ObamaCare debate: Health care is a right, not a privilege
Published: Monday, October 15, 2012
Updated: Monday, October 15, 2012 21:10
Ever since its approval in 2010, a lot of debate has evolved around whether or not the Affordable Care Act is constitutional or even morally justified. The Affordable Care Act, also known as ObamaCare, was formed around the notion of “universal healthcare,” a fundamental idea that was introduced to Washington by the Institute of Medicine. ObamaCare’s core principal is that by 2014, every American citizen should have affordable health insurance. If not, they are subjected to a fee.
This law, modeled after the Republican presidential nominee Mitt Romney’s health care act in Massachusetts, is ironically one of the crucial arguments in the presidential race. Why? Republicans argue that the Americans should have the right to buy health insurance. Thus, to force one to buy health care is against the constitution. With this same ideology, one can argue that forcing the American people to pay fines for not wearing seatbelts is unconstitutional.
The fact that ObamaCare is a subject on the presidential debate is maddening. To dispute whether the ruling is constitutional is synonymous on debating on whether or not health care is a right or privilege, the right between to live or to die.
According to Lynee Ide, director of the Legislative Electoral Action Program and the Connecticut Citizen Action Group, 400,000 individuals within the state of Connecticut don’t have health insurance because “they earn too much to qualify for subsidized health care,” but they don’t make enough to cover the costs of health insurance. Contrary to popular belief, “80 percent of those 400,000 individuals work full time,” said Ide.
Currently, health care is skewed toward the interests of large businesses. A common strategy for health insurance companies to earn profit is called “pooling,” a tactic where these large employers contract with health care insurances to insure their employees. This idea of pooling is based off the concept that out of a large number of people, a majority of these individuals are healthy, and a minority are sick. This large disparity between the ill and healthy can cover the costs of the sick and results in reasonable premiums and deductibles for its employees. However, in order for this method to occur, there needs to be a substantial amount of individuals covered. This creates complications for small businesses.
Small businesses, when attempting to cover their employees, face a setback. The ratio between the sick and the healthy is higher due to the lower number of individuals on their coverage plan, resulting in higher premiums and deductibles. However, these businesses can’t afford such a coverage plan and often have no other option then to opt out of having medical coverage for its employees. This impediment, usually, is where the 400,000 uninsured arise. So what does ObamaCare have to do with this drawback? Well, under ObamaCare, small businesses will go under the umbrella of the large businesses coverage plans, resulting in affordable premiums and health insurance.

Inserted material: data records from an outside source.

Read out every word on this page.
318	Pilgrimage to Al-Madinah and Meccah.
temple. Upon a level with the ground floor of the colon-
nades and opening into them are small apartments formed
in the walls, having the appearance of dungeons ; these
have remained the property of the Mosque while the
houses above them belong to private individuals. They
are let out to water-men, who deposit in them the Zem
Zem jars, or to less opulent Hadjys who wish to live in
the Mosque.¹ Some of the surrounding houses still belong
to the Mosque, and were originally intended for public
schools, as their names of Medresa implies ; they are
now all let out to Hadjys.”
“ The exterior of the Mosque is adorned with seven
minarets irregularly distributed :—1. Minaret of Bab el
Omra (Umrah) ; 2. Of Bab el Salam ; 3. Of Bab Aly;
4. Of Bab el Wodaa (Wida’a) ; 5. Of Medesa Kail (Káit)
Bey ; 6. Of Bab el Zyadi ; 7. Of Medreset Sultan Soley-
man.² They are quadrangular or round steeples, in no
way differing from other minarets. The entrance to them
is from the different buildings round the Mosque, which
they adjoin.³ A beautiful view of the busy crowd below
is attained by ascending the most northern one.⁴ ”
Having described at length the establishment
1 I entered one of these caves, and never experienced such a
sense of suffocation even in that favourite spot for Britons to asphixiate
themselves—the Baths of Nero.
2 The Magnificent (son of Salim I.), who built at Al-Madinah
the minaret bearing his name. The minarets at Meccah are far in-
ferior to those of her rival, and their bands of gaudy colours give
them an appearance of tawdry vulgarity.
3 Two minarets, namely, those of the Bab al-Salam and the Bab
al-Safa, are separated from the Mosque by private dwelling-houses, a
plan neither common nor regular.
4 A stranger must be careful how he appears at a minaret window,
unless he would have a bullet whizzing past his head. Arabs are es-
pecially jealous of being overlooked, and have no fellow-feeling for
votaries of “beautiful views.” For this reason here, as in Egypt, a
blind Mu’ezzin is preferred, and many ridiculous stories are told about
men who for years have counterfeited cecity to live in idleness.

Health care should not only be a right, but also should be affordable to the uninsured. Uninsured individuals normally suppress the symptoms associated with their ailment until it has developed into a severe complication. This should not take place for two reasons. One, the fact that one has to suppress their ailment due to the inability to afford care is immoral and unethical, not on part of the uninsured but more on the responsibility of society as a whole. As a community, we should collaborate to instill the idea of preventive care in society. Second, these 400,000 uninsured people are taxing the insured more than perceived. Because the uninsured individuals resort last minute to emergency room care to treat their illnesses, the cost of treating the illness at a later stage costs more than treating it earlier on.
Currently, health care providers cannot deny anyone access to health care. According to Ide, emergency room care is one of the most expensive forms of medical care. Usually, the uninsured are forced to exhaust their assets in order to pay for their emergency intervention (it’s no surprise that one in two personal bankruptcies are health care related), and most of the time, the liquidation of their assets is not enough to cover for the care received. This results in capital earned from the insured to be allocated to cover the costs of the uninsured, which in turn results in a cost increase in premiums for the insured. Thus, to argue against ObamaCare is immoral, as it taxes society in terms of capital and quality of life.